Lonnie Walker IV's surge could make him a compelling offseason gamble
You know who's having a weird year? The San Antonio Spurs.
Consider this: They're currently 14 games under .500, yet have a Net Rating that is positive (plus-0.2) and higher than five teams currently in the Play-In (Brooklyn, Charlotte, Los Angeles x2, New Orleans).
You can blame that weird discrepancy on their late-game woes. Their 9-19 record (.321 win percentage) is the second worst in the league; they have the worst clutch offense in basketball (92.1 ORTG), and their average defense (106.9 DRTG, 15th) is offset by being the worst team — by far — at ending possessions (57.9% defensive-rebound rate).
(San Antonio's clutch offense was 15 points per 100 possessions better last season; one might say having a closer like DeMar DeRozan can be helpful.)
But here the Spurs are, just 1.5 games out of the final Play-In spot. They have an All-Star in Dejounte Murray, a massively underrated interior force in Jakob Poeltl (don't let Ja Morant spoil this for you) and a whole lot of athleticism around them.
Quietly on the rise is Lonnie Walker IV, a ridiculous athlete who has both fallen down the young prospect hierarchy, and has been prone to inconsistency throughout his career. (Murray, Devin Vassell, Keldon Johnson, Poeltl and rookie Josh Primo seem more valuable/important to the team moving forward.)
At different points of his career, we've seen transition brilliance. A silky spot-up jumper. Unique passing flashes. Aggressive drives. A slick-enough handle to get into an array of pull-ups or stepbacks. Very, very, very rarely have seen Walker put these things together, but he's on a bit of a run right now.
He's averaging 20.3 points (.590/.382/.579 shooting splits, 59.0% True Shooting) off the bench over his past six games. His current streak of six games with 15 or more points is the longest of his career; heck, his longest streak of double-digit scoring games is eight, something he accomplished for the first time last season and has repeated earlier this year.
We can start with the easy stuff. Walker is a devastating transition weapon. He doesn't run — he glides. And he doesn't jump — he opts to activate his jetpack instead. He's generated a preposterous 1.46 points per possession in transition over his last six games, per the good folks at InStat.
I'm not sure what you're supposed to do with that.
In the half-court, Walker is doing most of his work in a secondary role. The Spurs design some looks to get him on the move — mostly pindowns and staggered screens — since he's a threat to knock down shots or immediately attack off the catch. He's much better attacking a tilted defense than he is creating against a set piece.

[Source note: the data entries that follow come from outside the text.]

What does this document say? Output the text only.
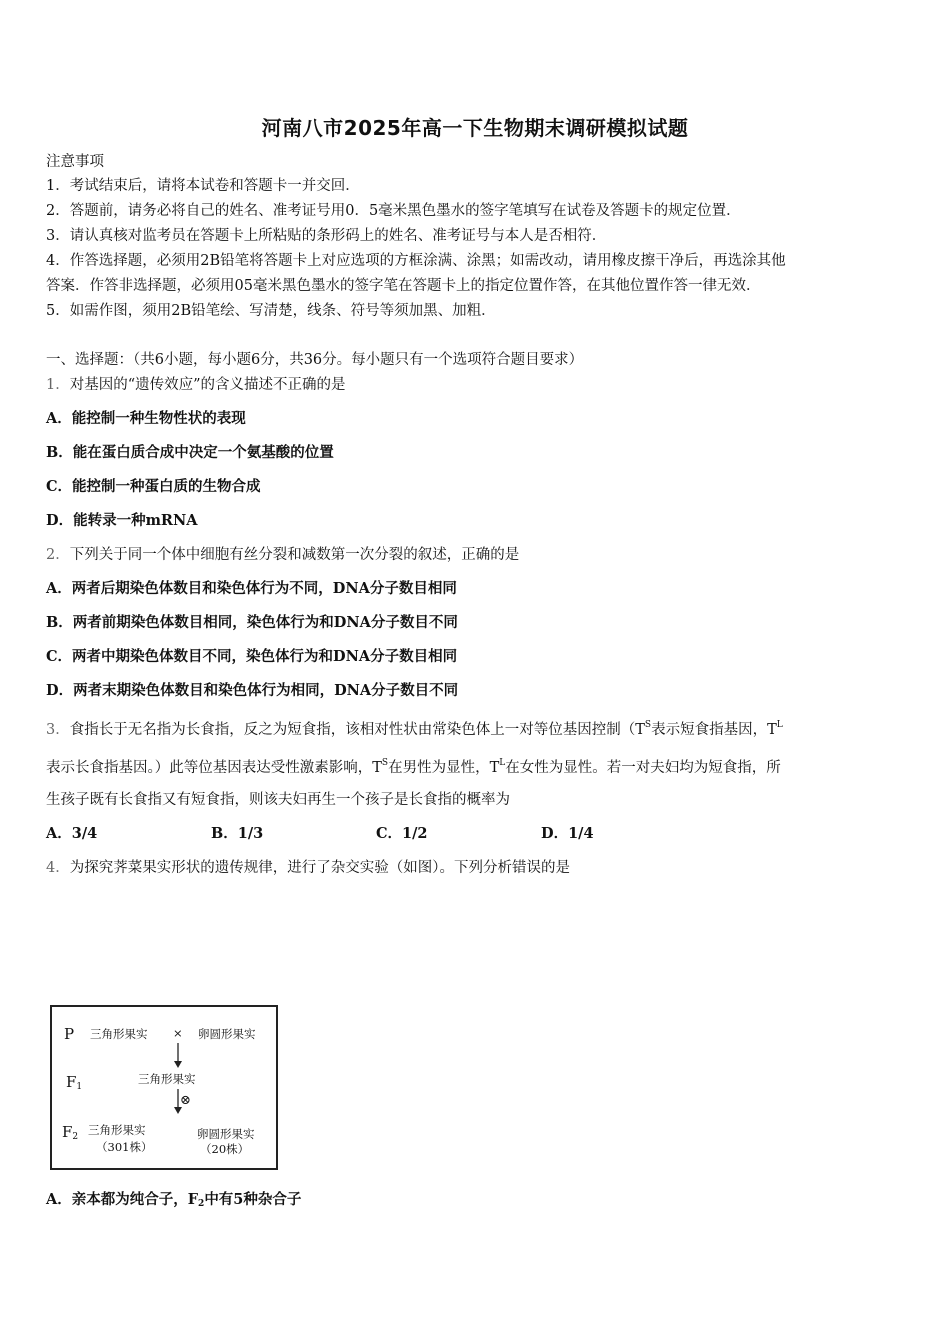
河南八市2025年高一下生物期末调研模拟试题
注意事项
1．考试结束后，请将本试卷和答题卡一并交回．
2．答题前，请务必将自己的姓名、准考证号用0．5毫米黑色墨水的签字笔填写在试卷及答题卡的规定位置．
3．请认真核对监考员在答题卡上所粘贴的条形码上的姓名、准考证号与本人是否相符．
4．作答选择题，必须用2B铅笔将答题卡上对应选项的方框涂满、涂黑；如需改动，请用橡皮擦干净后，再选涂其他
答案．作答非选择题，必须用05毫米黑色墨水的签字笔在答题卡上的指定位置作答，在其他位置作答一律无效．
5．如需作图，须用2B铅笔绘、写清楚，线条、符号等须加黑、加粗．
一、选择题：（共6小题，每小题6分，共36分。每小题只有一个选项符合题目要求）
1．对基因的“遗传效应”的含义描述不正确的是
A．能控制一种生物性状的表现
B．能在蛋白质合成中决定一个氨基酸的位置
C．能控制一种蛋白质的生物合成
D．能转录一种mRNA
2．下列关于同一个体中细胞有丝分裂和减数第一次分裂的叙述，正确的是
A．两者后期染色体数目和染色体行为不同，DNA分子数目相同
B．两者前期染色体数目相同，染色体行为和DNA分子数目不同
C．两者中期染色体数目不同，染色体行为和DNA分子数目相同
D．两者末期染色体数目和染色体行为相同，DNA分子数目不同
3．食指长于无名指为长食指，反之为短食指，该相对性状由常染色体上一对等位基因控制（$T^S$表示短食指基因，$T^L$
表示长食指基因。）此等位基因表达受性激素影响，$T^S$在男性为显性，$T^L$在女性为显性。若一对夫妇均为短食指，所
生孩子既有长食指又有短食指，则该夫妇再生一个孩子是长食指的概率为
A．3/4	B．1/3	C．1/2	D．1/4
4．为探究荠菜果实形状的遗传规律，进行了杂交实验（如图）。下列分析错误的是
P 三角形果实 × 卵圆形果实
$F_1$
三角形果实
⊗
$F_2$ 三角形果实
（301株）
卵圆形果实
（20株）
A．亲本都为纯合子，$F_2$中有5种杂合子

There has been some growing comfort in pick-and-roll with Walker. He's been trusted to attack with drag screens in semi-transition, and has been the second (or third) option in San Antonio's set pieces. He's finding pockets to pull-up when faced with drop coverage, a boring-yet-vital piece to the creation puzzle. His recent outing against the Memphis Grizzlies was a nice snapshot of his growth.
But even when he's playing off of Murray or others, he keeps light on his feet, constantly looking for space to fill. He roams around the perimeter to stay in a driver's line of sight; he's made 42.0% of his relocation threes during this stretch, per Second Spectrum tracking. Pay too much attention to the main action, and he'll cut to the rim for easy ones.
Walker is at his most dangerous when he gets downhill. His forays to the basket are up during this stretch, and he's converting nearly 67% of his shots via drives.
What I've enjoyed are the passing flashes. There isn't real manipulation at play right now, but that's fine. What he is doing, however, is leveraging his driving chops to make easy reads to others. The video comp below will mostly feature missed shots — that'll affect the assist rate, some of his pick-and-roll metrics, all that good stuff — but you'll see where things are starting to come together for him.
It probably isn't reasonable to expect Walker to be a 20-point guy the rest of the way. But the pathway to him being an effective option — transition buckets, attacking off screens, secondary ball-screens against drop coverage — is evident and realistic.
I'd keep an eye out for Walker moving forward. He didn't receive a contract extension before the season, setting him up to become a restricted free agent this summer... unless the Spurs — armed with the aforementioned guards, plus Romeo Langford (and Josh Richardson) — decide there's no room for him.
Walker is an interesting second-contract gamble that teams should be interested in making.